Do you ever find it difficult to focus? Distractions just keep cropping up and you allow your focus to shift?
This can be a major time drain and a hindrance to goal achievement. In order to be successful, you need to set a specific schedule and keep to it as best you can.
We are going to walk you through seven of the most common traps that completely trip up and distract you from a productive schedule, and we are going to give you seven tips to minimize these distractions.
Distractions Trap No. 1: I Am So Connected
Trap: I know it sounds like a blessing that you are always connected via email, social media, text messages, mobile phones but it is also a trap because you can get interrupted by people who want you right now, but this may not be the best thing for you.
Tip: Set aside specific times of the day when you will manage your email, your phone messages, and your social media. Typically, in the hour before lunch and the hour before you leave in the evening for example.
There are advantages to this practice that are probably obvious, but it’s worth noting that your communications will become more effective and enjoyable because you are not snatching at emails quickly.
Distractions Trap No. 2: Email
Trap: It is amazing how much time we lose by managing email poorly.
Tip: Develop a systematic, but simple way, to manage your email. Do not just “do email”. Have a systematic approach to processing your email.
Distractions Trap No. 3: The Random Thought
Trap: It is a real gift to have lots of fabulous ideas. The danger is you drop what you are doing to research and action every idea when it comes, and then you are all over the place.
Tip: To overcome this trap is to have a simple place to write down these ideas. I, for example, use a combination of Microsoft OneNote and Outlook Tasks. I create a task for action at some time in the future; I then come back to it at that point and deal with the idea in a more relaxed way.
Distractions Trap No. 4: The To-Do list
Trap: We absolutely need the to-do list; it is a vital asset in our time management toolbox.
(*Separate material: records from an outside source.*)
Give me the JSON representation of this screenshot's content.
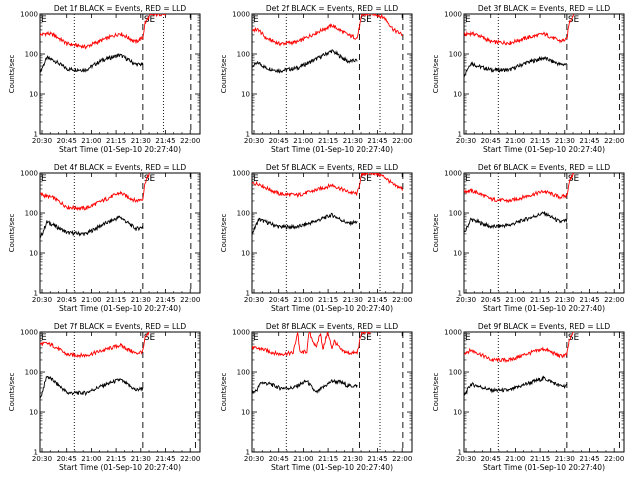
{
  "figure": {
    "x_axis_label": "Start Time (01-Sep-10 20:27:40)",
    "y_axis_label": "Counts/sec",
    "x_tick_labels": [
      "20:30",
      "20:45",
      "21:00",
      "21:15",
      "21:30",
      "21:45",
      "22:00"
    ],
    "y_tick_labels": [
      "1",
      "10",
      "100",
      "1000"
    ],
    "flag_labels": [
      "E",
      "SE"
    ],
    "colors": {
      "events": "#000000",
      "lld": "#ff0000",
      "axes": "#000000",
      "background": "#ffffff"
    }
  },
  "chart_data": [
    {
      "type": "line",
      "title": "Det 1f BLACK = Events, RED = LLD",
      "x_unit": "minutes after 20:30",
      "ylim": [
        1,
        1000
      ],
      "log_y": true,
      "markers": {
        "dotted": [
          15,
          54
        ],
        "dashed": [
          45,
          66
        ]
      },
      "series": [
        {
          "name": "Events",
          "x": [
            0,
            3,
            6,
            12,
            20,
            27,
            35,
            42,
            45
          ],
          "y": [
            35,
            80,
            70,
            42,
            40,
            70,
            95,
            55,
            55
          ]
        },
        {
          "name": "LLD",
          "x": [
            0,
            3,
            6,
            12,
            20,
            27,
            35,
            42,
            45,
            46,
            48,
            52,
            56
          ],
          "y": [
            300,
            330,
            300,
            180,
            150,
            220,
            330,
            200,
            260,
            600,
            900,
            1000,
            1000
          ]
        }
      ]
    },
    {
      "type": "line",
      "title": "Det 2f BLACK = Events, RED = LLD",
      "x_unit": "minutes after 20:30",
      "ylim": [
        1,
        1000
      ],
      "log_y": true,
      "markers": {
        "dotted": [
          15,
          56
        ],
        "dashed": [
          47,
          66
        ]
      },
      "series": [
        {
          "name": "Events",
          "x": [
            0,
            3,
            6,
            12,
            20,
            27,
            35,
            42,
            46
          ],
          "y": [
            50,
            60,
            45,
            38,
            45,
            70,
            120,
            65,
            70
          ]
        },
        {
          "name": "LLD",
          "x": [
            0,
            3,
            6,
            12,
            20,
            27,
            35,
            42,
            46,
            48,
            50,
            54,
            58,
            62,
            66
          ],
          "y": [
            400,
            400,
            250,
            180,
            200,
            320,
            520,
            300,
            250,
            900,
            1000,
            1000,
            800,
            400,
            300
          ]
        }
      ]
    },
    {
      "type": "line",
      "title": "Det 3f BLACK = Events, RED = LLD",
      "x_unit": "minutes after 20:30",
      "ylim": [
        1,
        1000
      ],
      "log_y": true,
      "markers": {
        "dotted": [
          15
        ],
        "dashed": [
          45,
          68
        ]
      },
      "series": [
        {
          "name": "Events",
          "x": [
            0,
            3,
            6,
            12,
            20,
            27,
            35,
            42,
            45
          ],
          "y": [
            30,
            60,
            50,
            40,
            40,
            60,
            80,
            55,
            55
          ]
        },
        {
          "name": "LLD",
          "x": [
            0,
            3,
            6,
            12,
            20,
            27,
            35,
            42,
            45,
            46,
            48
          ],
          "y": [
            300,
            330,
            300,
            200,
            190,
            250,
            320,
            210,
            230,
            600,
            1000
          ]
        }
      ]
    },
    {
      "type": "line",
      "title": "Det 4f BLACK = Events, RED = LLD",
      "x_unit": "minutes after 20:30",
      "ylim": [
        1,
        1000
      ],
      "log_y": true,
      "markers": {
        "dotted": [
          15
        ],
        "dashed": [
          45,
          66
        ]
      },
      "series": [
        {
          "name": "Events",
          "x": [
            0,
            3,
            6,
            12,
            20,
            27,
            35,
            42,
            45
          ],
          "y": [
            22,
            60,
            50,
            32,
            30,
            50,
            80,
            40,
            45
          ]
        },
        {
          "name": "LLD",
          "x": [
            0,
            3,
            6,
            12,
            20,
            27,
            35,
            42,
            45,
            46,
            48
          ],
          "y": [
            300,
            260,
            240,
            140,
            130,
            200,
            320,
            200,
            230,
            600,
            1000
          ]
        }
      ]
    },
    {
      "type": "line",
      "title": "Det 5f BLACK = Events, RED = LLD",
      "x_unit": "minutes after 20:30",
      "ylim": [
        1,
        1000
      ],
      "log_y": true,
      "markers": {
        "dotted": [
          15,
          56
        ],
        "dashed": [
          47,
          66
        ]
      },
      "series": [
        {
          "name": "Events",
          "x": [
            0,
            3,
            6,
            12,
            20,
            27,
            35,
            42,
            46
          ],
          "y": [
            30,
            70,
            60,
            45,
            45,
            60,
            90,
            55,
            60
          ]
        },
        {
          "name": "LLD",
          "x": [
            0,
            3,
            6,
            12,
            20,
            27,
            35,
            42,
            46,
            48,
            50,
            54,
            58,
            62,
            66
          ],
          "y": [
            550,
            540,
            430,
            300,
            280,
            360,
            500,
            340,
            300,
            900,
            1000,
            1000,
            800,
            500,
            400
          ]
        }
      ]
    },
    {
      "type": "line",
      "title": "Det 6f BLACK = Events, RED = LLD",
      "x_unit": "minutes after 20:30",
      "ylim": [
        1,
        1000
      ],
      "log_y": true,
      "markers": {
        "dotted": [
          15
        ],
        "dashed": [
          45,
          68
        ]
      },
      "series": [
        {
          "name": "Events",
          "x": [
            0,
            3,
            6,
            12,
            20,
            27,
            35,
            42,
            45
          ],
          "y": [
            30,
            70,
            60,
            45,
            50,
            70,
            100,
            60,
            65
          ]
        },
        {
          "name": "LLD",
          "x": [
            0,
            3,
            6,
            12,
            20,
            27,
            35,
            42,
            45,
            46,
            48
          ],
          "y": [
            350,
            360,
            320,
            220,
            200,
            260,
            350,
            250,
            270,
            600,
            1000
          ]
        }
      ]
    },
    {
      "type": "line",
      "title": "Det 7f BLACK = Events, RED = LLD",
      "x_unit": "minutes after 20:30",
      "ylim": [
        1,
        1000
      ],
      "log_y": true,
      "markers": {
        "dotted": [
          15
        ],
        "dashed": [
          45,
          68
        ]
      },
      "series": [
        {
          "name": "Events",
          "x": [
            0,
            3,
            6,
            12,
            20,
            27,
            35,
            42,
            45
          ],
          "y": [
            20,
            80,
            60,
            30,
            30,
            45,
            65,
            35,
            40
          ]
        },
        {
          "name": "LLD",
          "x": [
            0,
            3,
            6,
            12,
            20,
            27,
            35,
            42,
            45,
            46,
            48
          ],
          "y": [
            500,
            520,
            450,
            270,
            260,
            340,
            470,
            290,
            330,
            700,
            1000
          ]
        }
      ]
    },
    {
      "type": "line",
      "title": "Det 8f BLACK = Events, RED = LLD",
      "x_unit": "minutes after 20:30",
      "ylim": [
        1,
        1000
      ],
      "log_y": true,
      "markers": {
        "dotted": [
          15,
          56
        ],
        "dashed": [
          47,
          66
        ]
      },
      "series": [
        {
          "name": "Events",
          "x": [
            0,
            2,
            4,
            8,
            12,
            18,
            24,
            28,
            32,
            35,
            39,
            42,
            46
          ],
          "y": [
            30,
            35,
            55,
            50,
            40,
            40,
            60,
            30,
            45,
            60,
            55,
            45,
            45
          ]
        },
        {
          "name": "LLD",
          "x": [
            0,
            4,
            8,
            12,
            18,
            20,
            21,
            24,
            25,
            28,
            30,
            31,
            33,
            35,
            36,
            39,
            42,
            46,
            48,
            52
          ],
          "y": [
            400,
            380,
            320,
            280,
            300,
            1000,
            300,
            330,
            1000,
            400,
            1000,
            350,
            1000,
            400,
            600,
            350,
            300,
            300,
            1000,
            1000
          ]
        }
      ]
    },
    {
      "type": "line",
      "title": "Det 9f BLACK = Events, RED = LLD",
      "x_unit": "minutes after 20:30",
      "ylim": [
        1,
        1000
      ],
      "log_y": true,
      "markers": {
        "dotted": [
          15
        ],
        "dashed": [
          45,
          68
        ]
      },
      "series": [
        {
          "name": "Events",
          "x": [
            0,
            3,
            6,
            12,
            20,
            27,
            35,
            42,
            45
          ],
          "y": [
            25,
            50,
            45,
            35,
            35,
            50,
            70,
            45,
            45
          ]
        },
        {
          "name": "LLD",
          "x": [
            0,
            3,
            6,
            12,
            20,
            27,
            35,
            42,
            45,
            46,
            48
          ],
          "y": [
            300,
            350,
            300,
            200,
            200,
            280,
            380,
            250,
            270,
            600,
            1000
          ]
        }
      ]
    }
  ]
}
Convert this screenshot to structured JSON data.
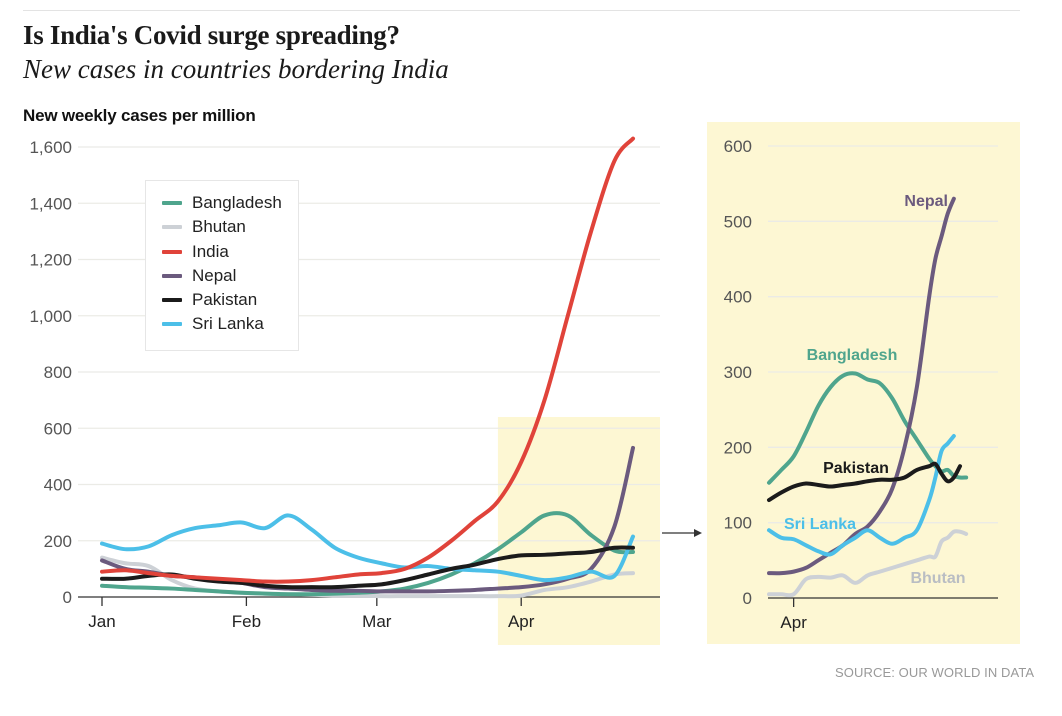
{
  "header": {
    "title": "Is India's Covid surge spreading?",
    "subtitle": "New cases in countries bordering India",
    "y_axis_label": "New weekly cases per million",
    "source": "SOURCE: OUR WORLD IN DATA"
  },
  "colors": {
    "Bangladesh": "#4fa58d",
    "Bhutan": "#cdd1d6",
    "India": "#e0433a",
    "Nepal": "#6b5a7e",
    "Pakistan": "#1b1b1b",
    "Sri Lanka": "#4cbfe8",
    "highlight": "#fdf7d3"
  },
  "chart_data": [
    {
      "id": "main",
      "type": "line",
      "title": "",
      "xlabel": "",
      "ylabel": "New weekly cases per million",
      "x_unit": "day of 2021 (Jan 1 = 0)",
      "xlim": [
        0,
        114
      ],
      "ylim": [
        0,
        1600
      ],
      "yticks": [
        0,
        200,
        400,
        600,
        800,
        1000,
        1200,
        1400,
        1600
      ],
      "ytick_labels": [
        "0",
        "200",
        "400",
        "600",
        "800",
        "1,000",
        "1,200",
        "1,400",
        "1,600"
      ],
      "xticks": [
        0,
        31,
        59,
        90
      ],
      "xtick_labels": [
        "Jan",
        "Feb",
        "Mar",
        "Apr"
      ],
      "grid": true,
      "legend": {
        "placement": "top-left",
        "entries": [
          "Bangladesh",
          "Bhutan",
          "India",
          "Nepal",
          "Pakistan",
          "Sri Lanka"
        ]
      },
      "highlight_region": {
        "x_from": 85,
        "x_to": 118,
        "y_from": 0,
        "y_to": 640
      },
      "x": [
        0,
        5,
        10,
        15,
        20,
        25,
        30,
        35,
        40,
        45,
        50,
        55,
        60,
        65,
        70,
        75,
        80,
        85,
        90,
        95,
        100,
        105,
        110,
        114
      ],
      "series": [
        {
          "name": "Bangladesh",
          "values": [
            40,
            35,
            33,
            30,
            25,
            20,
            15,
            12,
            10,
            10,
            12,
            15,
            20,
            30,
            50,
            80,
            120,
            170,
            230,
            290,
            290,
            220,
            165,
            160
          ]
        },
        {
          "name": "Bhutan",
          "values": [
            140,
            120,
            110,
            60,
            30,
            20,
            15,
            12,
            10,
            8,
            5,
            5,
            3,
            3,
            3,
            3,
            3,
            3,
            5,
            25,
            35,
            55,
            80,
            85
          ]
        },
        {
          "name": "India",
          "values": [
            90,
            95,
            85,
            75,
            70,
            65,
            60,
            55,
            55,
            60,
            70,
            80,
            85,
            100,
            140,
            200,
            270,
            340,
            480,
            700,
            1000,
            1300,
            1550,
            1630
          ]
        },
        {
          "name": "Nepal",
          "values": [
            130,
            100,
            90,
            75,
            70,
            60,
            50,
            35,
            30,
            25,
            22,
            22,
            20,
            20,
            20,
            22,
            25,
            30,
            35,
            45,
            65,
            100,
            250,
            530
          ]
        },
        {
          "name": "Pakistan",
          "values": [
            65,
            65,
            75,
            80,
            65,
            55,
            50,
            40,
            35,
            35,
            35,
            40,
            45,
            60,
            80,
            100,
            115,
            135,
            148,
            150,
            155,
            160,
            175,
            175
          ]
        },
        {
          "name": "Sri Lanka",
          "values": [
            190,
            170,
            180,
            220,
            245,
            255,
            265,
            245,
            290,
            240,
            175,
            140,
            120,
            105,
            110,
            100,
            95,
            90,
            75,
            60,
            70,
            90,
            75,
            215
          ]
        }
      ]
    },
    {
      "id": "inset",
      "type": "line",
      "title": "",
      "xlabel": "",
      "ylabel": "",
      "x_unit": "day of 2021 (Jan 1 = 0)",
      "xlim": [
        86,
        120
      ],
      "ylim": [
        0,
        600
      ],
      "yticks": [
        0,
        100,
        200,
        300,
        400,
        500,
        600
      ],
      "ytick_labels": [
        "0",
        "100",
        "200",
        "300",
        "400",
        "500",
        "600"
      ],
      "xticks": [
        90
      ],
      "xtick_labels": [
        "Apr"
      ],
      "grid": true,
      "legend": {
        "placement": "direct-labels",
        "entries": [
          "Nepal",
          "Bangladesh",
          "Pakistan",
          "Sri Lanka",
          "Bhutan"
        ]
      },
      "x": [
        86,
        88,
        90,
        92,
        94,
        96,
        98,
        100,
        102,
        104,
        106,
        108,
        110,
        112,
        113,
        114,
        115,
        116,
        117,
        118
      ],
      "series": [
        {
          "name": "Bangladesh",
          "values": [
            153,
            170,
            188,
            220,
            255,
            280,
            295,
            298,
            290,
            285,
            265,
            235,
            210,
            185,
            175,
            168,
            170,
            162,
            160,
            160
          ]
        },
        {
          "name": "Bhutan",
          "values": [
            5,
            5,
            5,
            25,
            28,
            27,
            30,
            20,
            30,
            35,
            40,
            45,
            50,
            55,
            55,
            75,
            80,
            88,
            88,
            85
          ]
        },
        {
          "name": "Nepal",
          "values": [
            33,
            33,
            35,
            40,
            50,
            60,
            70,
            85,
            95,
            115,
            145,
            200,
            280,
            400,
            450,
            480,
            510,
            530,
            null,
            null
          ]
        },
        {
          "name": "Pakistan",
          "values": [
            130,
            140,
            148,
            152,
            150,
            148,
            150,
            152,
            155,
            157,
            157,
            160,
            170,
            175,
            178,
            165,
            155,
            160,
            175,
            null
          ]
        },
        {
          "name": "Sri Lanka",
          "values": [
            90,
            80,
            78,
            70,
            62,
            58,
            70,
            80,
            90,
            80,
            72,
            80,
            90,
            130,
            160,
            195,
            205,
            215,
            null,
            null
          ]
        }
      ],
      "annotations": [
        {
          "text": "Nepal",
          "series": "Nepal"
        },
        {
          "text": "Bangladesh",
          "series": "Bangladesh"
        },
        {
          "text": "Pakistan",
          "series": "Pakistan"
        },
        {
          "text": "Sri Lanka",
          "series": "Sri Lanka"
        },
        {
          "text": "Bhutan",
          "series": "Bhutan"
        }
      ]
    }
  ]
}
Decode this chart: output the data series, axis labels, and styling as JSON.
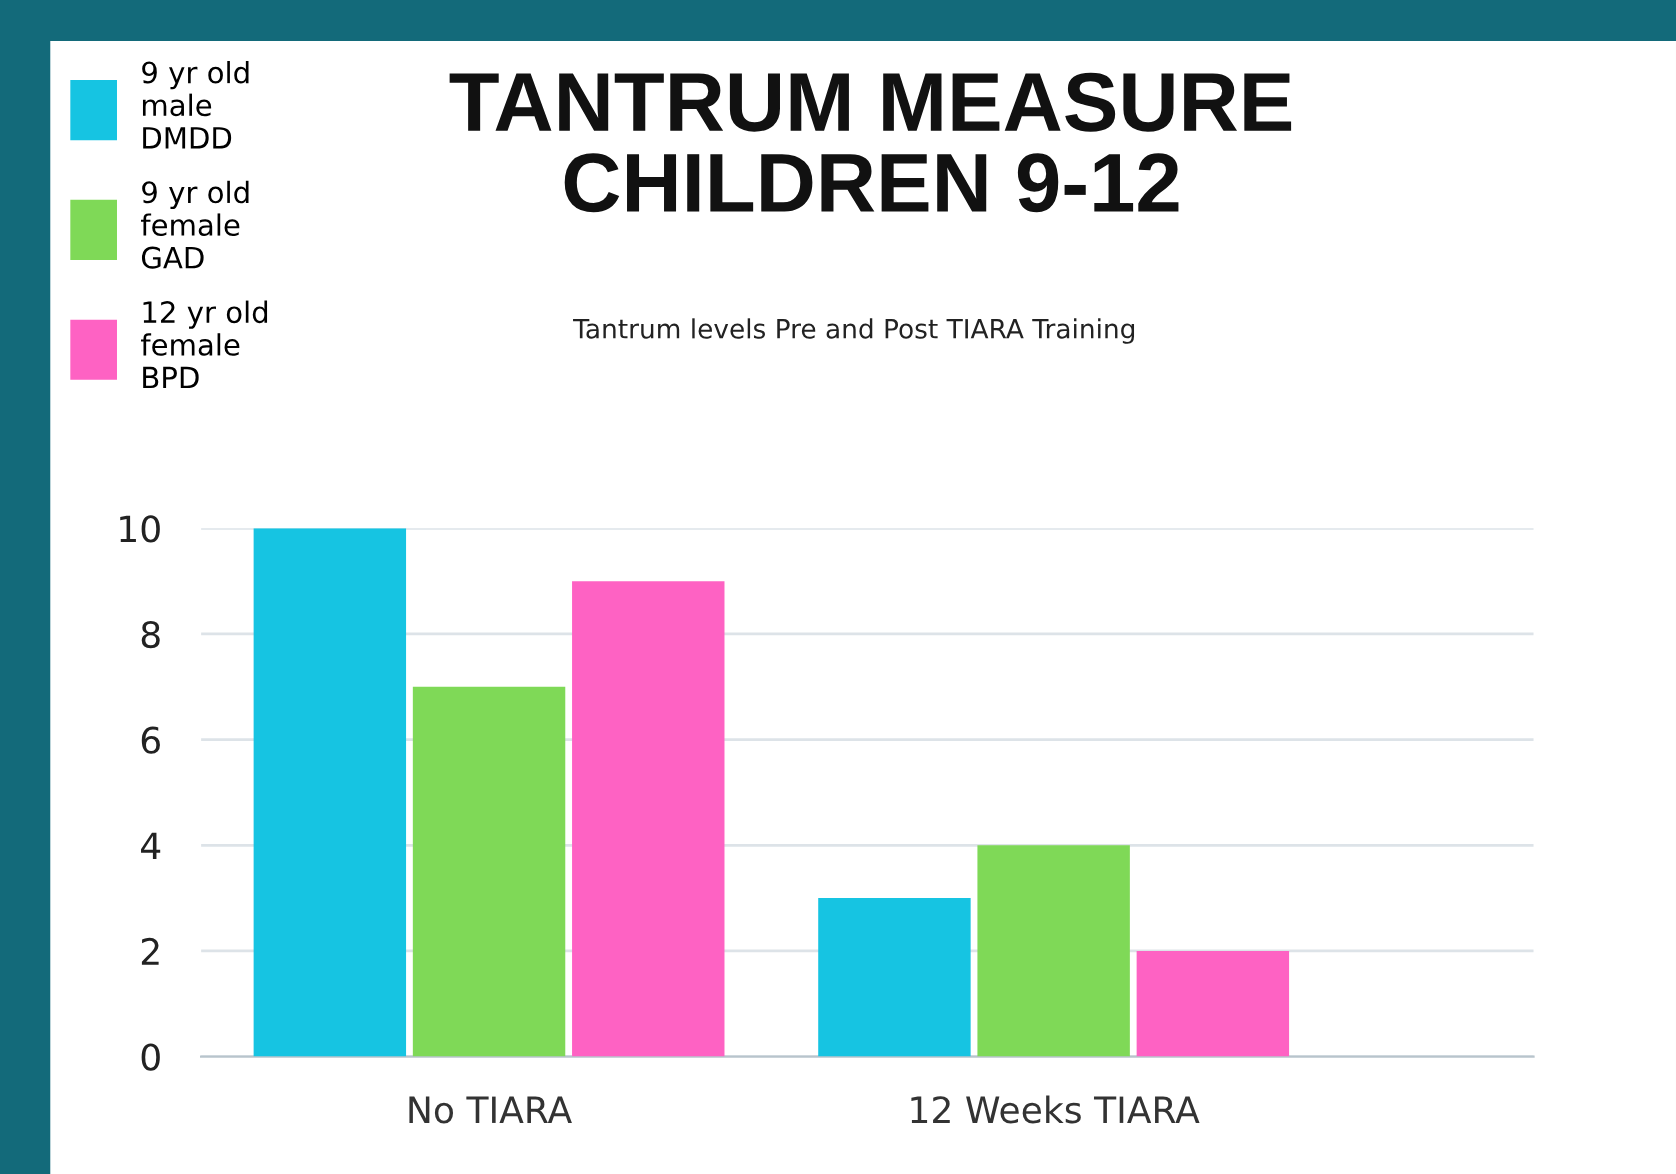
{
  "chart_data": {
    "type": "bar",
    "title": "TANTRUM MEASURE\nCHILDREN 9-12",
    "subtitle": "Tantrum levels Pre and Post TIARA Training",
    "categories": [
      "No TIARA",
      "12 Weeks TIARA"
    ],
    "series": [
      {
        "name": "9 yr old\nmale\nDMDD",
        "color": "#16c4e2",
        "values": [
          10,
          3
        ]
      },
      {
        "name": "9 yr old\nfemale\nGAD",
        "color": "#7fd957",
        "values": [
          7,
          4
        ]
      },
      {
        "name": "12 yr old\nfemale\nBPD",
        "color": "#fe62c3",
        "values": [
          9,
          2
        ]
      }
    ],
    "ylim": [
      0,
      10
    ],
    "yticks": [
      0,
      2,
      4,
      6,
      8,
      10
    ],
    "grid": "y",
    "legend": "top left"
  }
}
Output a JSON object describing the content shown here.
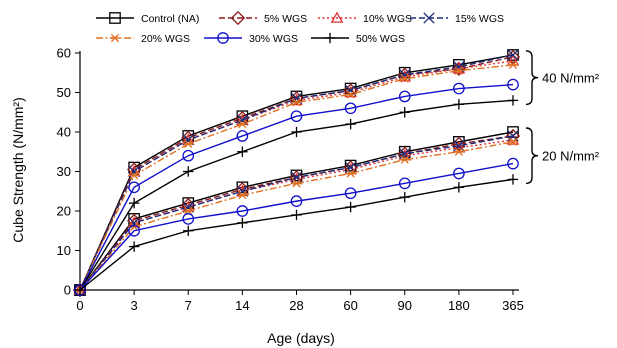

The trap is making your to-do list your daily work, distracting from larger goals.
Tip: Have a time slot allocated once a day when you get back to your to-do list to pick off a few items.
You can, of course, steal minutes and hours throughout the day where you can get these smaller and often important to-dos’ completed. You call your mother as you drive to work. You finish a chunk of larger work earlier than expected (maybe because you focus on it and it alone!) and you then do a few smaller but important items from your to-do list before you start your next scheduled major item of work.
Distractions Trap No. 5: I Can Multi-Task
Trap: Another big trap … I can multi-task! I bet you can, but I wager when you measure the time taken to do three things at once, it will very often take longer to do than if you did one after the other in sequence and with more focus.
Tip: Pick 30/60/90 even 15 minutes, if that is all it takes, and do one thing and do it really well and do not be stressing yourself trying to do five things at once if you do not have to. No harm to have the multi-tasking skill, but use it when you have to and not as a default, as this can be a real time trap.
Distractions Trap No. 6: Open Office Communication
Trap: BrightWork has a fabulous, wonderfully designed modern open office. This can become a trap when people come up and they think, ‘Oh it is so easy to get to Eamonn’, let me ask him this or that.
Tip: You want to encourage the communication and the collaboration, but you might say to these people, “Jack, I am looking forward to talking to you about this; let me finish what I am doing and I will come back to you later”. Nine times out of ten, this will be just fine. Every now and again it will be urgent for that person and of course, you will need to accommodate. Develop some protocol for working in the open office, so you do not get constantly distracted.
Distractions Trap No. 7: Your Personal Time Waster
Trap: Most of us do something that is a complete waste of time! Some of these are OK but some are not! Mine can be to surf through the TV channels looking for something better to watch! What is yours? Maybe it is spending time internet surfing that does not give you good energy? Take this example – if I were to spend 15 minutes of unproductive/unenjoyable time TV channel surfing every day, then by my calculations this is the equivalent of three years of my working life! Now that is a lot of time wasted!
Tip: Figure what your vice is. What wastes your time? What takes away your energy? Figure how many minutes it sucks from you each day and do the math! This calculation might help you stop or at least cut down!